While the eccentric director of the DGT may have a poor opinion of electric cars (here), this is not shared by El Español, which drove one from Madrid to Cádiz in ten hours for 17€.

‘Thousands of drivers will have to change their license to continue driving in Spain. The Directorate General of Traffic (DGT) has extended until January 31, 2020 the deadline for British citizens who want to continue to drive with their vehicle can exchange their driving license for a Spanish one. Around 7,000 have already done so. As the DGT recalls, if Brexit takes place, the UK permit will not be valid to circulate in Spain...’. From an article found at Las Provincias here.

Things you never thought you could send by mail... How about live animals?

Shiny neon games-saloons. Over 18s only! They spring up in mainly poor areas, where the lure of a bit of extra money is strong. From El País here: ‘Madrid: poor neighbourhood, a secured game (for the owners). The Regional Federation of Neighbourhood Associations has developed a study that has catalogued 400 gaming venues in Madrid and locates them, mostly, in areas with low or medium low incomes’.

‘Oussoubidiagna (Mali), the city of the lost souls’. A journalist from El País travels to a forgotten corner of Africa, which lives from money sent by its sons from Spain. A place from where around 400 of their young people died during the hazardous journey to Europe.

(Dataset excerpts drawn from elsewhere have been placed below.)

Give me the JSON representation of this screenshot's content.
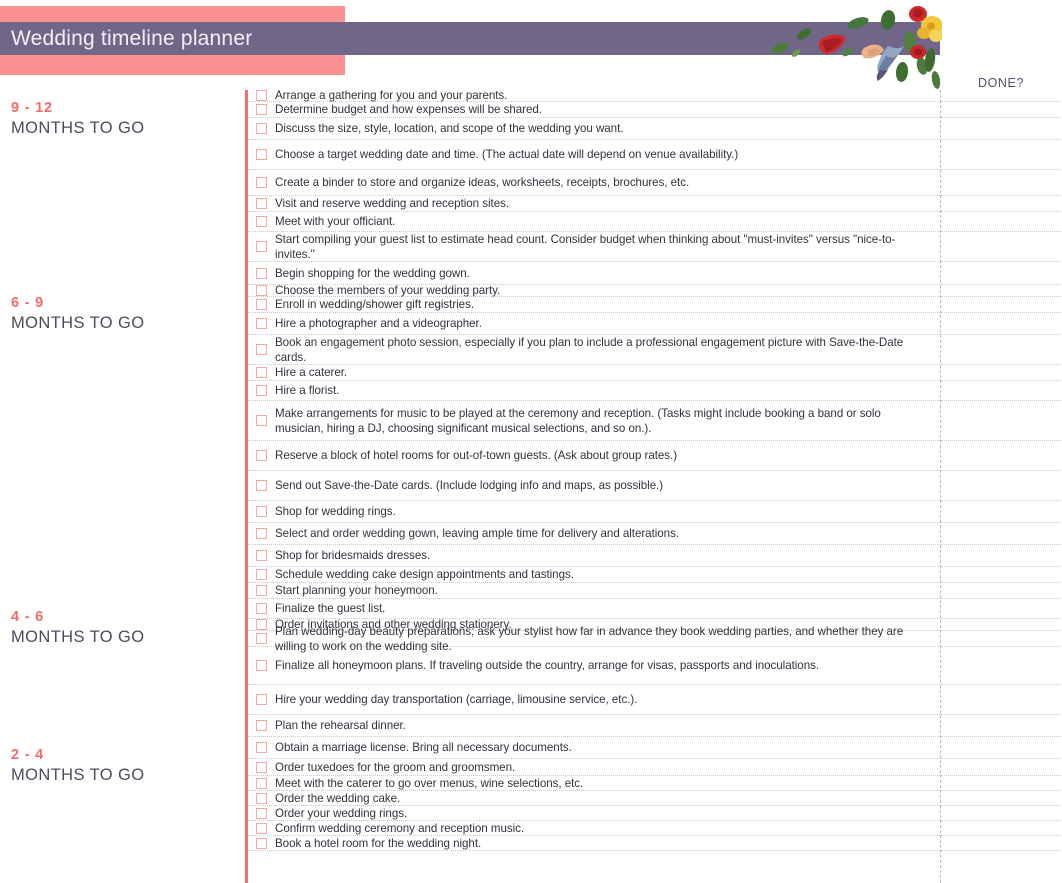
{
  "header": {
    "title": "Wedding timeline planner",
    "done_column_label": "DONE?",
    "colors": {
      "pink_band": "#fa9191",
      "purple_band": "#6f6688",
      "title_text": "#f3f1f7",
      "accent_red": "#f5706e",
      "section_range": "#f26b6b",
      "section_sub": "#4e4a5c",
      "checkbox_border": "#f8a6a6"
    },
    "decoration": "floral-petals-image"
  },
  "sections": [
    {
      "range": "9 - 12",
      "subtitle": "MONTHS TO GO",
      "tasks": [
        "Arrange a gathering for you and your parents.",
        "Determine budget and how expenses will be shared.",
        "Discuss the size, style, location, and scope of the wedding you want.",
        "Choose a target wedding date and time. (The actual date will depend on venue availability.)",
        "Create a binder to store and organize ideas, worksheets, receipts, brochures, etc.",
        "Visit and reserve wedding and reception sites.",
        "Meet with your officiant.",
        "Start compiling your guest list to estimate head count. Consider budget when thinking about \"must-invites\" versus \"nice-to-invites.\"",
        "Begin shopping for the wedding gown."
      ]
    },
    {
      "range": "6 - 9",
      "subtitle": "MONTHS TO GO",
      "tasks": [
        "Choose the members of your wedding party.",
        "Enroll in wedding/shower gift registries.",
        "Hire a photographer and a videographer.",
        "Book an engagement photo session, especially if you plan to include a professional engagement picture with Save-the-Date cards.",
        "Hire a caterer.",
        "Hire a florist.",
        "Make arrangements for music to be played at the ceremony and reception. (Tasks might include booking a band or solo musician, hiring a DJ, choosing significant musical selections, and so on.).",
        "Reserve a block of hotel rooms for out-of-town guests. (Ask about group rates.)",
        "Send out Save-the-Date cards. (Include lodging info and maps, as possible.)",
        "Shop for wedding rings.",
        "Select and order wedding gown, leaving ample time for delivery and alterations.",
        "Shop for bridesmaids dresses.",
        "Schedule wedding cake design appointments and tastings.",
        "Start planning your honeymoon."
      ]
    },
    {
      "range": "4 - 6",
      "subtitle": "MONTHS TO GO",
      "tasks": [
        "Finalize the guest list.",
        "Order invitations and other wedding stationery.",
        "Plan wedding-day beauty preparations; ask your stylist how far in advance they book wedding parties, and whether they are willing to work on the wedding site.",
        "Finalize all honeymoon plans. If traveling outside the country, arrange for visas, passports and inoculations.",
        "Hire your wedding day transportation (carriage, limousine service, etc.).",
        "Plan the rehearsal dinner."
      ]
    },
    {
      "range": "2 - 4",
      "subtitle": "MONTHS TO GO",
      "tasks": [
        "Obtain a marriage license. Bring all necessary documents.",
        "Order tuxedoes for the groom and groomsmen.",
        "Meet with the caterer to go over menus, wine selections, etc.",
        "Order the wedding cake.",
        "Order your wedding rings.",
        "Confirm wedding ceremony and reception music.",
        "Book a hotel room for the wedding night."
      ]
    }
  ],
  "row_layout": {
    "heights": [
      12,
      16,
      22,
      30,
      26,
      16,
      20,
      30,
      23,
      12,
      16,
      22,
      30,
      16,
      20,
      40,
      30,
      30,
      22,
      22,
      22,
      16,
      16,
      20,
      12,
      16,
      38,
      30,
      22,
      22,
      17,
      15,
      15,
      15,
      15,
      15,
      15
    ]
  }
}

There was a time when agents scoured Spain, looking for architectural marvels to buy and export to the USA. William Randolph Hearst and others were their clients. ElDiario.es reports on a documentary called 'Los cielos españoles' which concentrates on decorative ceilings which made their way across the Atlantic. Hearst, for example, collected over 85 of them.

See Spain:

Olive-oil tourism with El País here.

Why my guide-book entry for Orgiva (Granada) was rejected. Comedy from David Luddington at Eye on Spain here.

A guide to Fuengirola at Visit Andalucía begins ‘To many people, Fuengirola epitomises everything that is wrong with the Costa del Sol; high rise development gone mad, cheap beer, poor food, loutish behaviour from some elements of the population, a perceived crime problem and so on. However, if you delve a little deeper you will find that Fuengirola is not all it seems on the surface and certainly no longer deserves its reputation...’.

Finally:

Spain is divided into autonomous communities, but don't call Spain a federation or else the Spanish Constitution will get mad at you! Spain Explained in a six-minute video here.